The South China Sea dispute is multilateral in nature because it involves other claimants including Brunei, China, Malaysia, the Philippines, Taiwan, and Vietnam. Resolving issues between two countries will not entirely solve the dispute as other states are also claimants of islands. The dispute remains a potentially strong flashpoint especially with the ASEAN’s recent shelving of a proposed code of conduct that would have regulated aggressive activities of stronger claimants.     

 The multilateral approach will also give the country leverage against bullying tactics of the giant adversary as it will put international pressure to its misbehaviors. The internationalization of the case should also be complemented by the Philippines’ continuous strengthening of relationships with its current allies. This is especially true for Japan, South Korea and other ASEAN countries where China has ongoing territorial disputes.

Pessimist would argue that multilateralism is generally viewed as ineffective involving various parties with diverse interests which make it difficult to arrive at an acceptable agreement. It will also invite major powers in the region, not so much involved in the playing field, but will prefer to assume a neutral stance and declare non-intervention posture or may just verbalize pronouncements without tangible actions. In other words, it may not work in an anarchic international arena where interests of nations will define their wants.   

The diplomatic and legal actions our country may have chosen will certainly affect the kind of strategic culture we have mustered in the long run. The mind over might strategy we are pursuing will sum up our deterrence in this David versus Goliath maritime dilemma that we have had encountered with China.

Paul Cornish and Geoffrey Edwards define strategic culture as a set of beliefs, attitudes and norms towards the use of military force often molded according to historical experience. Given our weak military might, alliance is a short-term remedy often favored than self-reliance as a long-term strength to better achieve modernized armed forces. It should also be noted that alliance as a form of strategic culture, apparent in bilateral or multilateral approaches, will not ensure the protection of our internal and external territories.   

On the other hand, some experts may deem that our shift to pursue Arbitration as a sign of soft power through the power of international laws that would serve as the greater equalizer among states, whether weak or mighty, has become our final resort to peacefully settle maritime disputes with China. Obviously, China is determined to show off its hard power in the Asia-Pacific as it continuously flexes muscles in the region.
The dichotomy between hard and soft powers in terms of strategic cultures shown by the Philippines and China in defining their bilateral and multilateral approaches in the South China Sea conundrum would highlight two different poles on the continuum of power. Both concepts imply different ideas, interactions, persuasions, and institutions for foreign and defense policies when looking at the fields of politics, security, and economics.
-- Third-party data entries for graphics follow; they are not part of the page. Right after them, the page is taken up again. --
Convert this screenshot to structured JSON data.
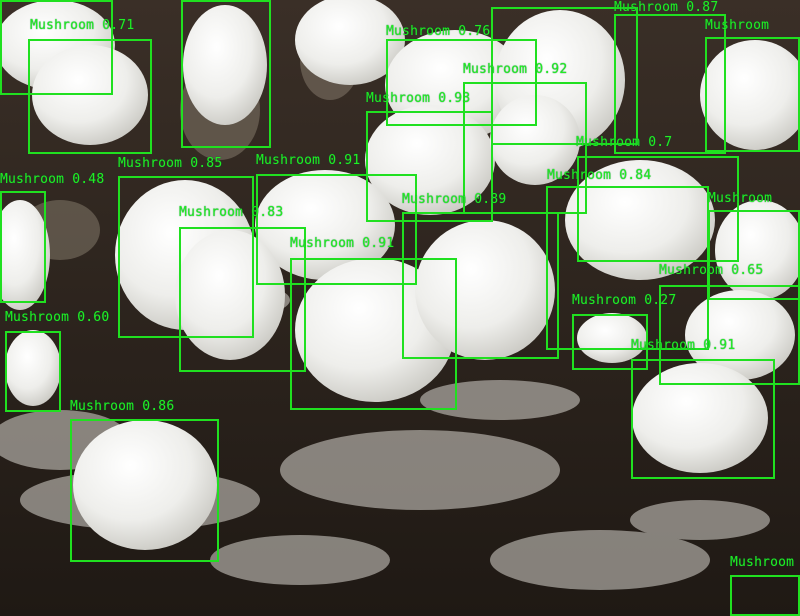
{
  "image": {
    "subject": "white button mushrooms on soil",
    "colors": {
      "box": "#20e020",
      "label": "#22ee22",
      "soil": "#2a211c",
      "cap": "#f2f1ee"
    }
  },
  "detections": [
    {
      "label": "Mushroom",
      "score": "0.71"
    },
    {
      "label": "Mushroom",
      "score": "0.76"
    },
    {
      "label": "Mushroom",
      "score": "0.87"
    },
    {
      "label": "Mushroom",
      "score": "0.92"
    },
    {
      "label": "Mushroom",
      "score": "0.93"
    },
    {
      "label": "Mushroom",
      "score": "0.85"
    },
    {
      "label": "Mushroom",
      "score": "0.91"
    },
    {
      "label": "Mushroom",
      "score": "0.48"
    },
    {
      "label": "Mushroom",
      "score": "0.83"
    },
    {
      "label": "Mushroom",
      "score": "0.91"
    },
    {
      "label": "Mushroom",
      "score": "0.89"
    },
    {
      "label": "Mushroom",
      "score": "0.84"
    },
    {
      "label": "Mushroom",
      "score": "0.7"
    },
    {
      "label": "Mushroom",
      "score": "0.65"
    },
    {
      "label": "Mushroom",
      "score": "0.27"
    },
    {
      "label": "Mushroom",
      "score": "0.60"
    },
    {
      "label": "Mushroom",
      "score": "0.91"
    },
    {
      "label": "Mushroom",
      "score": "0.86"
    },
    {
      "label": "Mushroom",
      "score": ""
    },
    {
      "label": "Mushroom",
      "score": ""
    },
    {
      "label": "Mushroom",
      "score": ""
    }
  ]
}
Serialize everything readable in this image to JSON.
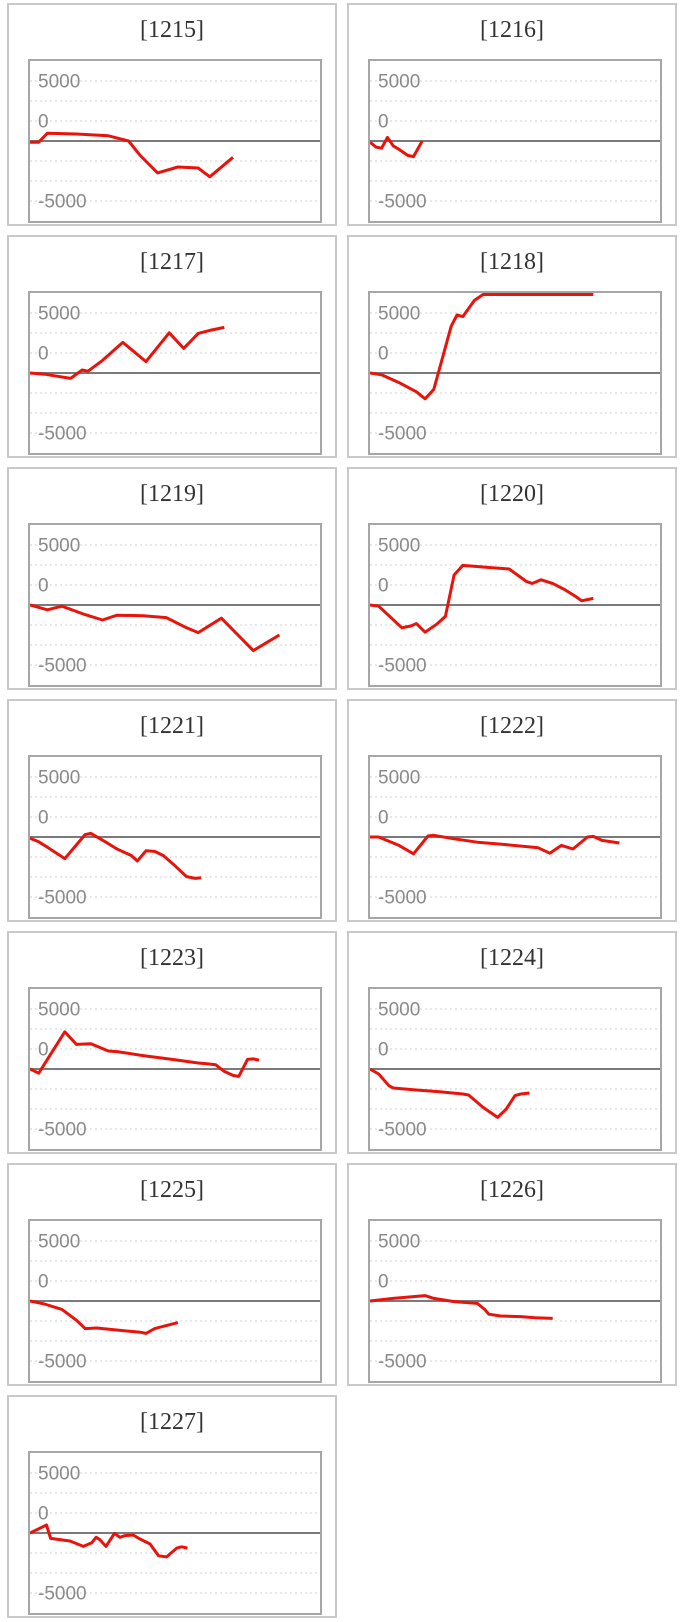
{
  "page": {
    "background": "#ffffff",
    "title_color": "#333333",
    "axis_label_color": "#8a8a8a",
    "gridline_color": "#d2d2d2",
    "zero_line_color": "#7a7a7a"
  },
  "chart_data": [
    {
      "type": "line",
      "title": "[1215]",
      "xlabel": "",
      "ylabel": "",
      "ylim": [
        -6667,
        6667
      ],
      "yticks": [
        {
          "label": "5000",
          "value": 5000
        },
        {
          "label": "0",
          "value": 0
        },
        {
          "label": "-5000",
          "value": -5000
        }
      ],
      "grid": "dotted horizontal, solid zero line",
      "legend": "none",
      "line_color": "#e8140c",
      "points": [
        [
          0,
          -100
        ],
        [
          0.03,
          -100
        ],
        [
          0.06,
          650
        ],
        [
          0.16,
          580
        ],
        [
          0.27,
          430
        ],
        [
          0.34,
          0
        ],
        [
          0.38,
          -1200
        ],
        [
          0.44,
          -2660
        ],
        [
          0.51,
          -2170
        ],
        [
          0.58,
          -2250
        ],
        [
          0.62,
          -2980
        ],
        [
          0.7,
          -1360
        ]
      ]
    },
    {
      "type": "line",
      "title": "[1216]",
      "xlabel": "",
      "ylabel": "",
      "ylim": [
        -6667,
        6667
      ],
      "yticks": [
        {
          "label": "5000",
          "value": 5000
        },
        {
          "label": "0",
          "value": 0
        },
        {
          "label": "-5000",
          "value": -5000
        }
      ],
      "grid": "dotted horizontal, solid zero line",
      "legend": "none",
      "line_color": "#e8140c",
      "points": [
        [
          0,
          -100
        ],
        [
          0.02,
          -500
        ],
        [
          0.04,
          -600
        ],
        [
          0.06,
          300
        ],
        [
          0.08,
          -400
        ],
        [
          0.1,
          -700
        ],
        [
          0.13,
          -1200
        ],
        [
          0.15,
          -1300
        ],
        [
          0.18,
          0
        ]
      ]
    },
    {
      "type": "line",
      "title": "[1217]",
      "xlabel": "",
      "ylabel": "",
      "ylim": [
        -6667,
        6667
      ],
      "yticks": [
        {
          "label": "5000",
          "value": 5000
        },
        {
          "label": "0",
          "value": 0
        },
        {
          "label": "-5000",
          "value": -5000
        }
      ],
      "grid": "dotted horizontal, solid zero line",
      "legend": "none",
      "line_color": "#e8140c",
      "points": [
        [
          0,
          0
        ],
        [
          0.05,
          -100
        ],
        [
          0.14,
          -450
        ],
        [
          0.18,
          250
        ],
        [
          0.2,
          150
        ],
        [
          0.25,
          1050
        ],
        [
          0.32,
          2550
        ],
        [
          0.4,
          950
        ],
        [
          0.48,
          3350
        ],
        [
          0.53,
          2050
        ],
        [
          0.58,
          3300
        ],
        [
          0.62,
          3550
        ],
        [
          0.67,
          3800
        ]
      ]
    },
    {
      "type": "line",
      "title": "[1218]",
      "xlabel": "",
      "ylabel": "",
      "ylim": [
        -6667,
        6667
      ],
      "yticks": [
        {
          "label": "5000",
          "value": 5000
        },
        {
          "label": "0",
          "value": 0
        },
        {
          "label": "-5000",
          "value": -5000
        }
      ],
      "grid": "dotted horizontal, solid zero line",
      "legend": "none",
      "line_color": "#e8140c",
      "points": [
        [
          0,
          0
        ],
        [
          0.04,
          -150
        ],
        [
          0.1,
          -800
        ],
        [
          0.16,
          -1570
        ],
        [
          0.19,
          -2150
        ],
        [
          0.22,
          -1370
        ],
        [
          0.28,
          3900
        ],
        [
          0.3,
          4830
        ],
        [
          0.32,
          4700
        ],
        [
          0.36,
          6050
        ],
        [
          0.39,
          6600
        ],
        [
          0.77,
          6600
        ]
      ]
    },
    {
      "type": "line",
      "title": "[1219]",
      "xlabel": "",
      "ylabel": "",
      "ylim": [
        -6667,
        6667
      ],
      "yticks": [
        {
          "label": "5000",
          "value": 5000
        },
        {
          "label": "0",
          "value": 0
        },
        {
          "label": "-5000",
          "value": -5000
        }
      ],
      "grid": "dotted horizontal, solid zero line",
      "legend": "none",
      "line_color": "#e8140c",
      "points": [
        [
          0,
          0
        ],
        [
          0.06,
          -400
        ],
        [
          0.11,
          -100
        ],
        [
          0.19,
          -800
        ],
        [
          0.25,
          -1250
        ],
        [
          0.3,
          -850
        ],
        [
          0.39,
          -900
        ],
        [
          0.47,
          -1050
        ],
        [
          0.54,
          -1900
        ],
        [
          0.58,
          -2300
        ],
        [
          0.66,
          -1100
        ],
        [
          0.77,
          -3800
        ],
        [
          0.86,
          -2500
        ]
      ]
    },
    {
      "type": "line",
      "title": "[1220]",
      "xlabel": "",
      "ylabel": "",
      "ylim": [
        -6667,
        6667
      ],
      "yticks": [
        {
          "label": "5000",
          "value": 5000
        },
        {
          "label": "0",
          "value": 0
        },
        {
          "label": "-5000",
          "value": -5000
        }
      ],
      "grid": "dotted horizontal, solid zero line",
      "legend": "none",
      "line_color": "#e8140c",
      "points": [
        [
          0,
          0
        ],
        [
          0.03,
          -100
        ],
        [
          0.11,
          -1900
        ],
        [
          0.14,
          -1750
        ],
        [
          0.16,
          -1550
        ],
        [
          0.19,
          -2270
        ],
        [
          0.23,
          -1600
        ],
        [
          0.26,
          -950
        ],
        [
          0.29,
          2500
        ],
        [
          0.32,
          3300
        ],
        [
          0.4,
          3150
        ],
        [
          0.48,
          3000
        ],
        [
          0.54,
          1950
        ],
        [
          0.56,
          1800
        ],
        [
          0.59,
          2100
        ],
        [
          0.63,
          1800
        ],
        [
          0.67,
          1300
        ],
        [
          0.71,
          700
        ],
        [
          0.73,
          350
        ],
        [
          0.77,
          550
        ]
      ]
    },
    {
      "type": "line",
      "title": "[1221]",
      "xlabel": "",
      "ylabel": "",
      "ylim": [
        -6667,
        6667
      ],
      "yticks": [
        {
          "label": "5000",
          "value": 5000
        },
        {
          "label": "0",
          "value": 0
        },
        {
          "label": "-5000",
          "value": -5000
        }
      ],
      "grid": "dotted horizontal, solid zero line",
      "legend": "none",
      "line_color": "#e8140c",
      "points": [
        [
          0,
          -100
        ],
        [
          0.03,
          -400
        ],
        [
          0.06,
          -850
        ],
        [
          0.12,
          -1800
        ],
        [
          0.19,
          200
        ],
        [
          0.21,
          300
        ],
        [
          0.27,
          -550
        ],
        [
          0.3,
          -1000
        ],
        [
          0.35,
          -1550
        ],
        [
          0.37,
          -2000
        ],
        [
          0.4,
          -1150
        ],
        [
          0.43,
          -1200
        ],
        [
          0.46,
          -1550
        ],
        [
          0.5,
          -2400
        ],
        [
          0.54,
          -3300
        ],
        [
          0.57,
          -3450
        ],
        [
          0.59,
          -3400
        ]
      ]
    },
    {
      "type": "line",
      "title": "[1222]",
      "xlabel": "",
      "ylabel": "",
      "ylim": [
        -6667,
        6667
      ],
      "yticks": [
        {
          "label": "5000",
          "value": 5000
        },
        {
          "label": "0",
          "value": 0
        },
        {
          "label": "-5000",
          "value": -5000
        }
      ],
      "grid": "dotted horizontal, solid zero line",
      "legend": "none",
      "line_color": "#e8140c",
      "points": [
        [
          0,
          0
        ],
        [
          0.03,
          0
        ],
        [
          0.1,
          -700
        ],
        [
          0.15,
          -1400
        ],
        [
          0.2,
          80
        ],
        [
          0.22,
          140
        ],
        [
          0.29,
          -150
        ],
        [
          0.37,
          -430
        ],
        [
          0.46,
          -620
        ],
        [
          0.54,
          -800
        ],
        [
          0.58,
          -900
        ],
        [
          0.62,
          -1350
        ],
        [
          0.66,
          -700
        ],
        [
          0.68,
          -850
        ],
        [
          0.7,
          -1000
        ],
        [
          0.75,
          0
        ],
        [
          0.77,
          50
        ],
        [
          0.8,
          -280
        ],
        [
          0.86,
          -500
        ]
      ]
    },
    {
      "type": "line",
      "title": "[1223]",
      "xlabel": "",
      "ylabel": "",
      "ylim": [
        -6667,
        6667
      ],
      "yticks": [
        {
          "label": "5000",
          "value": 5000
        },
        {
          "label": "0",
          "value": 0
        },
        {
          "label": "-5000",
          "value": -5000
        }
      ],
      "grid": "dotted horizontal, solid zero line",
      "legend": "none",
      "line_color": "#e8140c",
      "points": [
        [
          0,
          0
        ],
        [
          0.03,
          -350
        ],
        [
          0.12,
          3100
        ],
        [
          0.16,
          2050
        ],
        [
          0.21,
          2100
        ],
        [
          0.27,
          1500
        ],
        [
          0.3,
          1450
        ],
        [
          0.39,
          1120
        ],
        [
          0.49,
          800
        ],
        [
          0.58,
          500
        ],
        [
          0.61,
          430
        ],
        [
          0.64,
          360
        ],
        [
          0.67,
          -200
        ],
        [
          0.7,
          -530
        ],
        [
          0.72,
          -620
        ],
        [
          0.75,
          800
        ],
        [
          0.77,
          840
        ],
        [
          0.79,
          730
        ]
      ]
    },
    {
      "type": "line",
      "title": "[1224]",
      "xlabel": "",
      "ylabel": "",
      "ylim": [
        -6667,
        6667
      ],
      "yticks": [
        {
          "label": "5000",
          "value": 5000
        },
        {
          "label": "0",
          "value": 0
        },
        {
          "label": "-5000",
          "value": -5000
        }
      ],
      "grid": "dotted horizontal, solid zero line",
      "legend": "none",
      "line_color": "#e8140c",
      "points": [
        [
          0,
          0
        ],
        [
          0.03,
          -420
        ],
        [
          0.065,
          -1390
        ],
        [
          0.08,
          -1580
        ],
        [
          0.16,
          -1750
        ],
        [
          0.24,
          -1890
        ],
        [
          0.32,
          -2080
        ],
        [
          0.34,
          -2170
        ],
        [
          0.39,
          -3200
        ],
        [
          0.44,
          -4030
        ],
        [
          0.47,
          -3330
        ],
        [
          0.5,
          -2220
        ],
        [
          0.52,
          -2080
        ],
        [
          0.55,
          -2000
        ]
      ]
    },
    {
      "type": "line",
      "title": "[1225]",
      "xlabel": "",
      "ylabel": "",
      "ylim": [
        -6667,
        6667
      ],
      "yticks": [
        {
          "label": "5000",
          "value": 5000
        },
        {
          "label": "0",
          "value": 0
        },
        {
          "label": "-5000",
          "value": -5000
        }
      ],
      "grid": "dotted horizontal, solid zero line",
      "legend": "none",
      "line_color": "#e8140c",
      "points": [
        [
          0,
          0
        ],
        [
          0.05,
          -250
        ],
        [
          0.11,
          -700
        ],
        [
          0.16,
          -1600
        ],
        [
          0.19,
          -2300
        ],
        [
          0.23,
          -2250
        ],
        [
          0.29,
          -2400
        ],
        [
          0.38,
          -2600
        ],
        [
          0.4,
          -2700
        ],
        [
          0.43,
          -2300
        ],
        [
          0.51,
          -1800
        ]
      ]
    },
    {
      "type": "line",
      "title": "[1226]",
      "xlabel": "",
      "ylabel": "",
      "ylim": [
        -6667,
        6667
      ],
      "yticks": [
        {
          "label": "5000",
          "value": 5000
        },
        {
          "label": "0",
          "value": 0
        },
        {
          "label": "-5000",
          "value": -5000
        }
      ],
      "grid": "dotted horizontal, solid zero line",
      "legend": "none",
      "line_color": "#e8140c",
      "points": [
        [
          0,
          0
        ],
        [
          0.08,
          220
        ],
        [
          0.19,
          450
        ],
        [
          0.22,
          220
        ],
        [
          0.29,
          -50
        ],
        [
          0.37,
          -200
        ],
        [
          0.395,
          -700
        ],
        [
          0.41,
          -1100
        ],
        [
          0.45,
          -1250
        ],
        [
          0.52,
          -1300
        ],
        [
          0.57,
          -1400
        ],
        [
          0.63,
          -1450
        ]
      ]
    },
    {
      "type": "line",
      "title": "[1227]",
      "xlabel": "",
      "ylabel": "",
      "ylim": [
        -6667,
        6667
      ],
      "yticks": [
        {
          "label": "5000",
          "value": 5000
        },
        {
          "label": "0",
          "value": 0
        },
        {
          "label": "-5000",
          "value": -5000
        }
      ],
      "grid": "dotted horizontal, solid zero line",
      "legend": "none",
      "line_color": "#e8140c",
      "points": [
        [
          0,
          0
        ],
        [
          0.057,
          670
        ],
        [
          0.071,
          -450
        ],
        [
          0.138,
          -670
        ],
        [
          0.184,
          -1120
        ],
        [
          0.213,
          -810
        ],
        [
          0.228,
          -360
        ],
        [
          0.241,
          -560
        ],
        [
          0.262,
          -1120
        ],
        [
          0.291,
          -30
        ],
        [
          0.31,
          -360
        ],
        [
          0.328,
          -220
        ],
        [
          0.356,
          -170
        ],
        [
          0.379,
          -500
        ],
        [
          0.414,
          -920
        ],
        [
          0.443,
          -1900
        ],
        [
          0.471,
          -1990
        ],
        [
          0.506,
          -1260
        ],
        [
          0.523,
          -1150
        ],
        [
          0.543,
          -1260
        ]
      ]
    }
  ]
}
Christian Wagner deems that, ideally hard power strategies focus on military intervention, coercive diplomacy, and economic sanctions in order to enforce national interests resulting in confrontational policies vis-à-vis neighboring countries. In contrast, soft power strategies emphasize common political values, peaceful means for conflict management, and economic cooperation in order to achieve common solutions. 

Perhaps with a mix verdict in the arbitration tribunal and realistic intergenerational solutions in the naval saga, the Philippines should rather play its cards conscientiously and become pragmatic in its negotiations to fight for its maritime rights in the contested islands. Despite our bravery to seek legal means in settling our bilateral differences with China, whether we win or lose, the Philippines has indeed achieved a moral ascendancy to pursue international rule of law and gained the respect of the international community.